Mais, au-delà des querelles de chapelle entre libres-penseurs, héritiers malgré du sécularisme chrétiens, et cathos pratiquants, la bataille se mène sur le front identitaire. Comme le pressent Elisabeth Lévy, « ce qui enrage les cathos cuvée 2015, c’est une certaine façon de nier ce qu’ils sont et de dénigrer ce qu’ils ont été, un refus de concéder à leur droit d’aînesse le moindre privilège symbolique ». Mais du réveil des consciences à la tentation de devenir une minorité opprimée parmi d’autres, il y a un abîme car « on ne peut pas éternellement jouer sur deux tableaux : entre les délices de la posture minoritaire et les privilèges ingrats de l’ancienneté, il faut choisir », fait valoir notre cheftaine. De l’avis même des jeunes pousses politiques issues de la Manif pour tous que j’ai interrogées, des pans entiers du catholicisme français rêvent de nouvelles thébaïdes, vivant à l’écart du reste de la société, ce qui est un choix du reste parfaitement respectable mais peu compatible avec l’engagement dans la cité. De Frigide Barjot aux amoureux transis de Marion Le Pen, en passant par ce qu’il reste de chrétiens de gauche et le courant catho de l’UMP, explorons les cinquante nuances du militant catholique.
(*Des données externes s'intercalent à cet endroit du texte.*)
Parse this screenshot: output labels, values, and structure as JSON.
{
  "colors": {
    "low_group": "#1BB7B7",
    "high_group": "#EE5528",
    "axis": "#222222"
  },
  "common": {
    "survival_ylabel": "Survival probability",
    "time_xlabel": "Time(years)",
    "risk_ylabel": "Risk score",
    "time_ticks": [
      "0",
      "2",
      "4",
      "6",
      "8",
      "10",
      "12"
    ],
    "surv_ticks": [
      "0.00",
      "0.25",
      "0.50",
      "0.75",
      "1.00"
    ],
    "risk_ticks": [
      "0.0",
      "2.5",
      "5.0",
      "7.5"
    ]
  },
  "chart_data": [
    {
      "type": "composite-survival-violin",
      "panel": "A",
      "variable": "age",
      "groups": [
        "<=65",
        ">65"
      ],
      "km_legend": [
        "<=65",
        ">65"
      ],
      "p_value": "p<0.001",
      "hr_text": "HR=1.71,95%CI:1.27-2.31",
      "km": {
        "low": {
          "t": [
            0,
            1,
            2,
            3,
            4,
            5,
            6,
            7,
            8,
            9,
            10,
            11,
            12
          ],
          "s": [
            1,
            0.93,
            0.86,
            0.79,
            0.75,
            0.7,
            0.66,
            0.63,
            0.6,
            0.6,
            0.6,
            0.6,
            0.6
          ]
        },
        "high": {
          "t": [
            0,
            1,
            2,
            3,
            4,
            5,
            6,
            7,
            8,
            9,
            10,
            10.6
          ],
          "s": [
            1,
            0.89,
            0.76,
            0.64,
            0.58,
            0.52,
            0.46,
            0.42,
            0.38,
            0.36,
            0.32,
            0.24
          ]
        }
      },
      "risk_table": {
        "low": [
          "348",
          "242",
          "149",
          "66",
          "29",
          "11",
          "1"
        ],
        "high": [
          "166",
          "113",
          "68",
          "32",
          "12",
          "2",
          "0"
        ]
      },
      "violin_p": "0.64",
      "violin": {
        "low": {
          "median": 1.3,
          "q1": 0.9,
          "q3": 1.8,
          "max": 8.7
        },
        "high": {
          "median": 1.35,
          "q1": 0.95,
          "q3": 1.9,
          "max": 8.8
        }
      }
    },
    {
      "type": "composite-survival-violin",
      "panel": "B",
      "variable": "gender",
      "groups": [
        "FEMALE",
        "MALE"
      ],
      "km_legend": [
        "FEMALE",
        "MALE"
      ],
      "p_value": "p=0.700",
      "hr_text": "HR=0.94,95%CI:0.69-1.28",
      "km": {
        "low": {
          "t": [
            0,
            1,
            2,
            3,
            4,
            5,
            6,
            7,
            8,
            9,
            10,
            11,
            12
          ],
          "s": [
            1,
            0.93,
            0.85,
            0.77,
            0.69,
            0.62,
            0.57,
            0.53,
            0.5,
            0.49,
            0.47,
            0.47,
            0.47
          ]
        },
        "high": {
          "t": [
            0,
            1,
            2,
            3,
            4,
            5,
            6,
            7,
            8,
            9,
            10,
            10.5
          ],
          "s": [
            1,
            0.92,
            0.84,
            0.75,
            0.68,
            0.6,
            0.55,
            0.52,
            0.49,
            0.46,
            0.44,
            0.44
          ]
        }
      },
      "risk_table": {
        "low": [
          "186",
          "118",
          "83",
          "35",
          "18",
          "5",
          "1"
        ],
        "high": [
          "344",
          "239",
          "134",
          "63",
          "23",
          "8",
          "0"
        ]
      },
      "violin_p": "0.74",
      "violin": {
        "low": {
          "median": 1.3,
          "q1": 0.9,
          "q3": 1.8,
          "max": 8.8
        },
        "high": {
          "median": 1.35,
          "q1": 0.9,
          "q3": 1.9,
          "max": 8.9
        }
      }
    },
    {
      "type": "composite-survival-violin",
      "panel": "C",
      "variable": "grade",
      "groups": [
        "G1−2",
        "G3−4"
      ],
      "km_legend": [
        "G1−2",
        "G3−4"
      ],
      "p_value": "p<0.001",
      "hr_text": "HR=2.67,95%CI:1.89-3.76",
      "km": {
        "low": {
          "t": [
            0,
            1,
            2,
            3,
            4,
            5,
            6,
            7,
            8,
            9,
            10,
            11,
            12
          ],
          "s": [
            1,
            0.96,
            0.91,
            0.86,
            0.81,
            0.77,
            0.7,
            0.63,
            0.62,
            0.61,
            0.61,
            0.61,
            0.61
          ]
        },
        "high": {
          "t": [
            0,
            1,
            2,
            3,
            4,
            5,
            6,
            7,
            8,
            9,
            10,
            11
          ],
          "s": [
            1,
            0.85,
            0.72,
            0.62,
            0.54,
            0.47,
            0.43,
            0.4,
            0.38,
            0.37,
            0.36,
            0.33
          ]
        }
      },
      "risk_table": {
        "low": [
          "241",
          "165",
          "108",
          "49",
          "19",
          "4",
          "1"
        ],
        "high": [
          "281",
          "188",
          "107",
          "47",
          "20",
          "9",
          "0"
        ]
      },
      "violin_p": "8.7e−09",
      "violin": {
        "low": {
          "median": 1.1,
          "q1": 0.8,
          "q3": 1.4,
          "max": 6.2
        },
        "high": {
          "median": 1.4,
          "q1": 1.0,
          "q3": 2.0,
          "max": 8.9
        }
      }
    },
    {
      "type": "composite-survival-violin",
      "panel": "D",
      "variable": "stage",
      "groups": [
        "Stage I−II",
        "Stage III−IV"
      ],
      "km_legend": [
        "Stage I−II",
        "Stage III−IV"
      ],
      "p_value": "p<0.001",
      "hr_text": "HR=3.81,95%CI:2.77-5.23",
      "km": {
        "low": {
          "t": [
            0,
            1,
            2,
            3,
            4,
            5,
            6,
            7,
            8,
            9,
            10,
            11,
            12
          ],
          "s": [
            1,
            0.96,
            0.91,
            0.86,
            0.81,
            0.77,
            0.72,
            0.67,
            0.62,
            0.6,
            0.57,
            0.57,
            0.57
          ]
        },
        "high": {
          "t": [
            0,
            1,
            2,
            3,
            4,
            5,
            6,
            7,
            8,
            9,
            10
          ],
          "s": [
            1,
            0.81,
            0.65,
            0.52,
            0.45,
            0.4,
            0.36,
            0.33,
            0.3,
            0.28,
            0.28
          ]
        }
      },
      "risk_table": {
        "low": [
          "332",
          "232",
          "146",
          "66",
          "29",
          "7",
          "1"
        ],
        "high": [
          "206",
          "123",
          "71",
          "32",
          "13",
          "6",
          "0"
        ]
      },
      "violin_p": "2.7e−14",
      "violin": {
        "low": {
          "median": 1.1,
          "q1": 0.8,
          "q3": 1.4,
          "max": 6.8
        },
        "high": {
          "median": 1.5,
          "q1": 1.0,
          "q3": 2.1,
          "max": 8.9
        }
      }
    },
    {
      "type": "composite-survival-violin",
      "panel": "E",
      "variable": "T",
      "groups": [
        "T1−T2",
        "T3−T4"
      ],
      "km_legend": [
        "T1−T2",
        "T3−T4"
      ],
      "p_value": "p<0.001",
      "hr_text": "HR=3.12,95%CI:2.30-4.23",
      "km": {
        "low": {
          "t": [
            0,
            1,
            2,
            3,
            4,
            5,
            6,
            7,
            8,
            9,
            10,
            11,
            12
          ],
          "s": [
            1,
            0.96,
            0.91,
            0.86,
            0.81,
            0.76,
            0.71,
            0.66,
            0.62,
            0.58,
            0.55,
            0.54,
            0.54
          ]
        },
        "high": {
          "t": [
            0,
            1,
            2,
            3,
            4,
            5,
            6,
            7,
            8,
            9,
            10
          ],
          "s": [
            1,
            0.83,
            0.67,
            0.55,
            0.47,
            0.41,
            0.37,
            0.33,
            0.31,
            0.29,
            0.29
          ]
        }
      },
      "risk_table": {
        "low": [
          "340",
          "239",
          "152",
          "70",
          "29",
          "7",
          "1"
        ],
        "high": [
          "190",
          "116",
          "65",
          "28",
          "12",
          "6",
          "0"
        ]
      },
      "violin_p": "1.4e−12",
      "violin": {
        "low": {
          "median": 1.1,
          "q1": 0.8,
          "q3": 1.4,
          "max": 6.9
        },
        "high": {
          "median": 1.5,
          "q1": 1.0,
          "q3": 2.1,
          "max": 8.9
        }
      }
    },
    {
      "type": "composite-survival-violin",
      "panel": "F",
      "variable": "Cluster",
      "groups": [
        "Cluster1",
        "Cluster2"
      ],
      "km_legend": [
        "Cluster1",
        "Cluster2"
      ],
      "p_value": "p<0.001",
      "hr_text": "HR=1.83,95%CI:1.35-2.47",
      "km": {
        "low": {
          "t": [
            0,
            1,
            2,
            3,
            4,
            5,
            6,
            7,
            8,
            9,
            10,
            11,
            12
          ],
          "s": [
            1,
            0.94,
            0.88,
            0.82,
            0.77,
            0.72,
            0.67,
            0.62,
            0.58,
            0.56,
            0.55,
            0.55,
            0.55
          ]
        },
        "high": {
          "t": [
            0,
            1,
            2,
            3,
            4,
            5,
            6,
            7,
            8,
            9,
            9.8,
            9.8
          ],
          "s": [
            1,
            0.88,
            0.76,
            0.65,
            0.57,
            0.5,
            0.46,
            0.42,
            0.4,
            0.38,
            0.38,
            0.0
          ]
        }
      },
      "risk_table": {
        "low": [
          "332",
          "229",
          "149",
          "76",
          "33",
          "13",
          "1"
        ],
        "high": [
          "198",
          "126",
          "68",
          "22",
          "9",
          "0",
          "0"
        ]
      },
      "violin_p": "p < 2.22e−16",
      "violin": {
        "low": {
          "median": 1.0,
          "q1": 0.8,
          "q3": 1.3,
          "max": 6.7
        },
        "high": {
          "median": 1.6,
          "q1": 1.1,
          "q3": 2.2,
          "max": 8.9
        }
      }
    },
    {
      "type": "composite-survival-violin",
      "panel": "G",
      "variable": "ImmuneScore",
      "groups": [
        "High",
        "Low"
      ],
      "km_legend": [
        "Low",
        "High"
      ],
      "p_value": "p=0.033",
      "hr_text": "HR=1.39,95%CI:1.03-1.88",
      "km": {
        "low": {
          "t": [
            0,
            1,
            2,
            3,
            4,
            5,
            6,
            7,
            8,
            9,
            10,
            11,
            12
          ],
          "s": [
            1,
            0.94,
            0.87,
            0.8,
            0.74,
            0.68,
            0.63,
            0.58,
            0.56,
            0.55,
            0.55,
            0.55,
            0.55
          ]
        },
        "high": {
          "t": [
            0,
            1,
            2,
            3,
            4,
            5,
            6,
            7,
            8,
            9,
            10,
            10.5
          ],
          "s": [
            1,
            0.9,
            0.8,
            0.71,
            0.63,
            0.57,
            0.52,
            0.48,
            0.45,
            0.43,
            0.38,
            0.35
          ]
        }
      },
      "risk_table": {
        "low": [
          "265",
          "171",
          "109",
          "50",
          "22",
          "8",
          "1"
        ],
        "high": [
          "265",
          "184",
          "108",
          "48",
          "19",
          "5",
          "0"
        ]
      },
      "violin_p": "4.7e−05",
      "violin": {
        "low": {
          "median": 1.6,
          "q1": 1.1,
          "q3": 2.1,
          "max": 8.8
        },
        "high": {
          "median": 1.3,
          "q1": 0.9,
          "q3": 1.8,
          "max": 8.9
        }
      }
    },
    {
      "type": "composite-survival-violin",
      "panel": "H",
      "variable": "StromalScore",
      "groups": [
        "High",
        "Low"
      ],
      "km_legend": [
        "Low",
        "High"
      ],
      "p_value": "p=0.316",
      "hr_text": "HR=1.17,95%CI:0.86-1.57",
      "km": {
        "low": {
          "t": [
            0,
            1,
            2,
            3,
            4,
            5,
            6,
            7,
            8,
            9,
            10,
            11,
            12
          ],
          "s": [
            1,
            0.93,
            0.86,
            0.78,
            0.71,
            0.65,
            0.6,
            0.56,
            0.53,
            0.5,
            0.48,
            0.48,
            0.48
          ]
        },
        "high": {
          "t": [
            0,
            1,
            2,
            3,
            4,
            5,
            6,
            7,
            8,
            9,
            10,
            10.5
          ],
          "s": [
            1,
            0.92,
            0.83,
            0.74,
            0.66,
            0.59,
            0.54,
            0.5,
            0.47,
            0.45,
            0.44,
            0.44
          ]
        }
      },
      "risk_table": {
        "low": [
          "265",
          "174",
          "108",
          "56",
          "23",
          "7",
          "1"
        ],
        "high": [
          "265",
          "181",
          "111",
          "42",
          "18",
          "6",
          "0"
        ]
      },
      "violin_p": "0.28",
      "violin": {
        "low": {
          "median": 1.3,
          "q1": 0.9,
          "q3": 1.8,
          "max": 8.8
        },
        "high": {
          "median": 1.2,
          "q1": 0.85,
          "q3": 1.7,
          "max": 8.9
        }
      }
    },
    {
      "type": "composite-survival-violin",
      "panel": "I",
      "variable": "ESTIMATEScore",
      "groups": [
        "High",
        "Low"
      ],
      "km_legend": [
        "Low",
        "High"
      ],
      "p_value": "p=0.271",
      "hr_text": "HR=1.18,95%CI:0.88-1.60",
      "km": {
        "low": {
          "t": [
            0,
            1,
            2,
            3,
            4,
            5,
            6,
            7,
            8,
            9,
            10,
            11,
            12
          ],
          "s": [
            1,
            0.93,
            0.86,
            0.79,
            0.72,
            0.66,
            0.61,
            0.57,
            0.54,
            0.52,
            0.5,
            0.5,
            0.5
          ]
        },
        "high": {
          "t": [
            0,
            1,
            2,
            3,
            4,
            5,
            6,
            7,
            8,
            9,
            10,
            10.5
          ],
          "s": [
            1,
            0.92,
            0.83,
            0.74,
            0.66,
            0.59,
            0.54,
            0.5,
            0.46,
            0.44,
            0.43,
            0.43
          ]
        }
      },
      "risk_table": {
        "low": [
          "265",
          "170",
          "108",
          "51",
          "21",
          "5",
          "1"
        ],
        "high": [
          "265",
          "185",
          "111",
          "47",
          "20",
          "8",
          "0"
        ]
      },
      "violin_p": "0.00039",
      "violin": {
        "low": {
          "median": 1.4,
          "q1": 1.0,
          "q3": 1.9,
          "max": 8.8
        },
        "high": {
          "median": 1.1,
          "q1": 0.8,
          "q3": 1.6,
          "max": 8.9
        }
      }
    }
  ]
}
Le Père Chocholski, recteur du sanctuaire d’Ars, interrogé par Elisabeth Lévy, se félicite d’ailleurs de la diversité électorale des catholiques français, ravi qu’il y ait plusieurs bulletins de vote dans la maison de Père. Ce prêtre républicain et patriote, volontiers ouvert au dialogue avec les autres cultes, réagit aux débats post-Charlie et avoue avoir « bien plus peur des chrétiens tristes que des caricatures du Christ ». Tout aussi fervent catholique, l’acteur Michael Lonsdale, qui assure le doublage d’une série italienne sur saint Padre Pio, nous raconte son itinéraire d’évangélique, décrivant notre paysage multiculturel sans langue de bois.

Les brebis égarées allergiques à l’odeur du vin de messe et de l’hostie feront également ripaille dans ce numéro. En plein dans l’actualité, nous revenons sur la tragédie familiale des Le Pen, versifiée par Corneille, cependant que Paulina Dalmayer se gausse des campagnes néoféministes contre la drague de rue. « Harcelez-moi », supplie-t-elle la gent masculine, à la fureur des nouvelles ligues de vertu. Du côté de la Perse, après la signature de l’accord sur le nucléaire, la journaliste du Figaro Delphine Minoui nous dévoile une société iranienne méconnue, où les femmes s’émancipent malgré la chape de plomb religieuse et le guide Khamenei pose ses pions sur l’échiquier chiite régional. Bref, cela hérissera certains mais la République islamique est bel et la bien la pire ennemie de l’Etat islamique !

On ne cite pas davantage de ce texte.